Writing for Huffington Post, Anya Kamenetz compares the huge level of student loan debt to the housing bubble. I'm glad to see understanding that we have oversold college spreading, but Kamenetz misses the role of the government in the college bubble, just as leftist writers turned a blind eye to the role of the government in the housing bubble. There would have been no housing bubble if it hadn't been for federal policy pushing home-ownership as if it were a good investment for everyone and making unrealistically cheap loans available. Similarly, government officials, starting with Barack Obama, keep telling young Americans that they need to go to college (otherwise, they're letting not just themselves but the nation down, says BHO) and enabling even the most academically weak, disengaged students to get into college with financial assistance from Uncle Sam. Kamenetz makes it sound as though the bad actors are all in the for-profit sector: "Someone with experience in the for-profit college marketing business told me that the same online sales geniuses who used to work for mortgage brokers are now employed by for-profit colleges. Their business is the same: fill out the forms, get the money, consequences be damned. Will we stop them this time?" Ah, but you'll find lots of kids drowning in their student loan debts who went to public colleges and universities as well. Those schools are just as eager to lure in warm bodies to fill the dorms and school coffers, just as eager to keep them enrolled even if they are learning little, and just as eager to slap educational credentials on them and send them into a job world that many will find as hospitable as Antarctica.
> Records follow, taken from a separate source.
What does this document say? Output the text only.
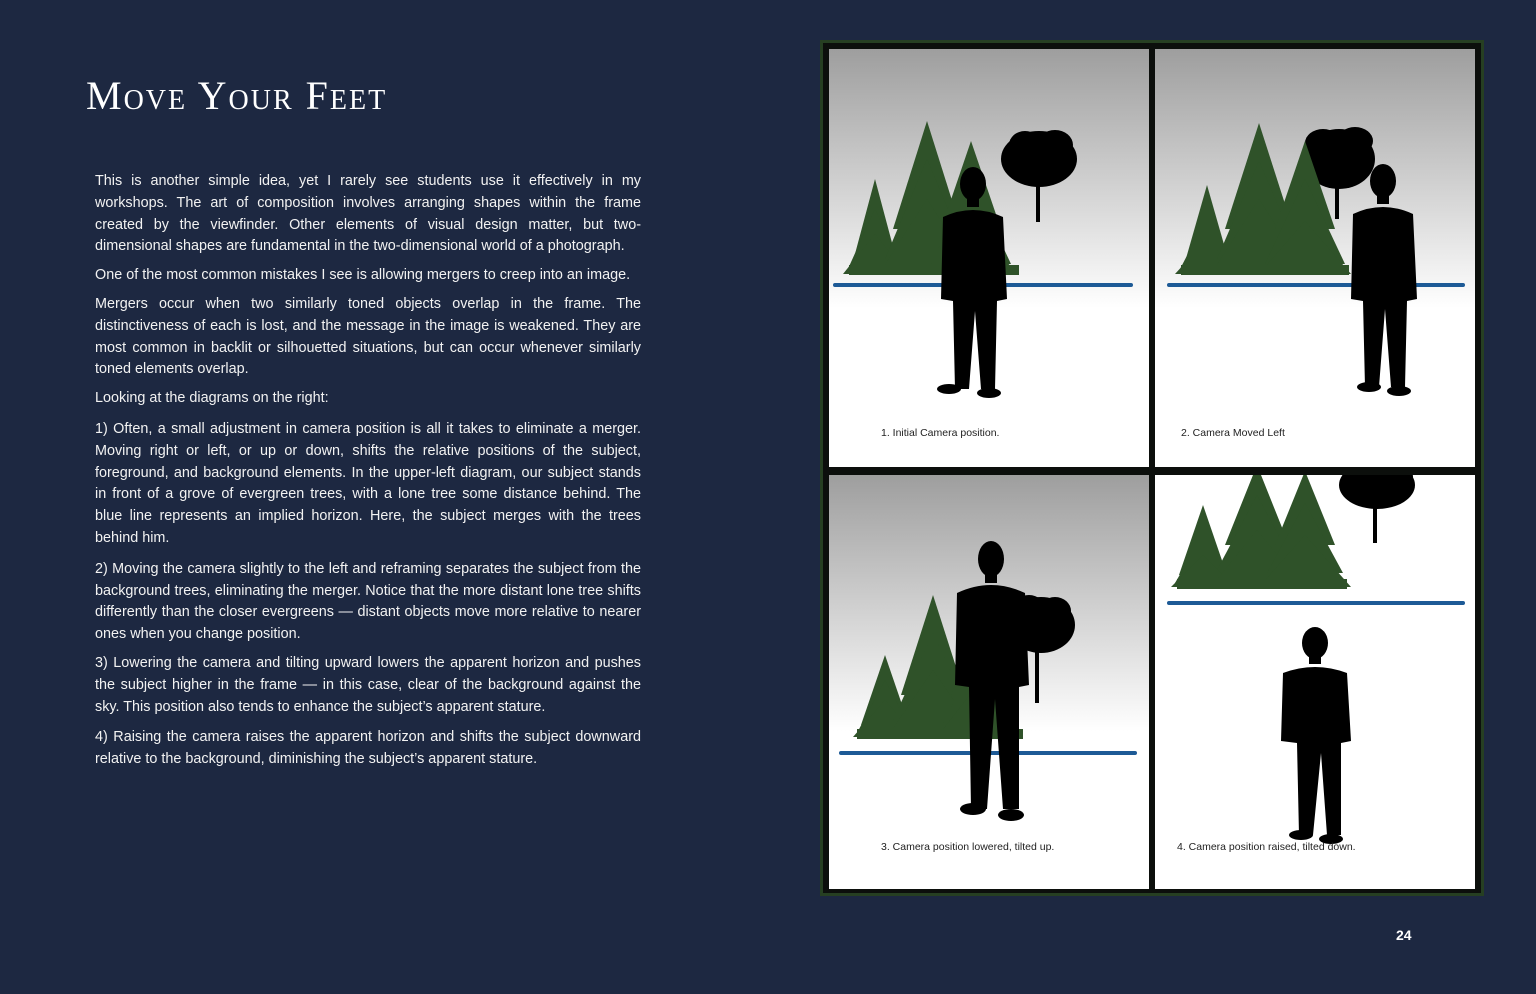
Move Your Feet

This is another simple idea, yet I rarely see students use it effectively in my workshops. The art of composition involves arranging shapes within the frame created by the viewfinder. Other elements of visual design matter, but two-dimensional shapes are fundamental in the two-dimensional world of a photograph.

One of the most common mistakes I see is allowing mergers to creep into an image.

Mergers occur when two similarly toned objects overlap in the frame. The distinctiveness of each is lost, and the message in the image is weakened. They are most common in backlit or silhouetted situations, but can occur whenever similarly toned elements overlap.

Looking at the diagrams on the right:

1) Often, a small adjustment in camera position is all it takes to eliminate a merger. Moving right or left, or up or down, shifts the relative positions of the subject, foreground, and background elements. In the upper-left diagram, our subject stands in front of a grove of evergreen trees, with a lone tree some distance behind. The blue line represents an implied horizon. Here, the subject merges with the trees behind him.

2) Moving the camera slightly to the left and reframing separates the subject from the background trees, eliminating the merger. Notice that the more distant lone tree shifts differently than the closer evergreens — distant objects move more relative to nearer ones when you change position.

3) Lowering the camera and tilting upward lowers the apparent horizon and pushes the subject higher in the frame — in this case, clear of the background against the sky. This position also tends to enhance the subject’s apparent stature.

4) Raising the camera raises the apparent horizon and shifts the subject downward relative to the background, diminishing the subject’s apparent stature.

1. Initial Camera position.	2. Camera Moved Left
3. Camera position lowered, tilted up.	4. Camera position raised, tilted down.
24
The trouble is not the profit motive; non-profit institutions are no less hungry for revenue than proprietary ones. The trouble is that government policy makes it easy for people to misjudge the ratio between costs and benefits, leading to a profusion of decisions that borrowers later regret. Letting students escape from their debts in bankruptcy, which Kamenetz favors, only deals with the symptoms. I say we should attack the underlying pathology.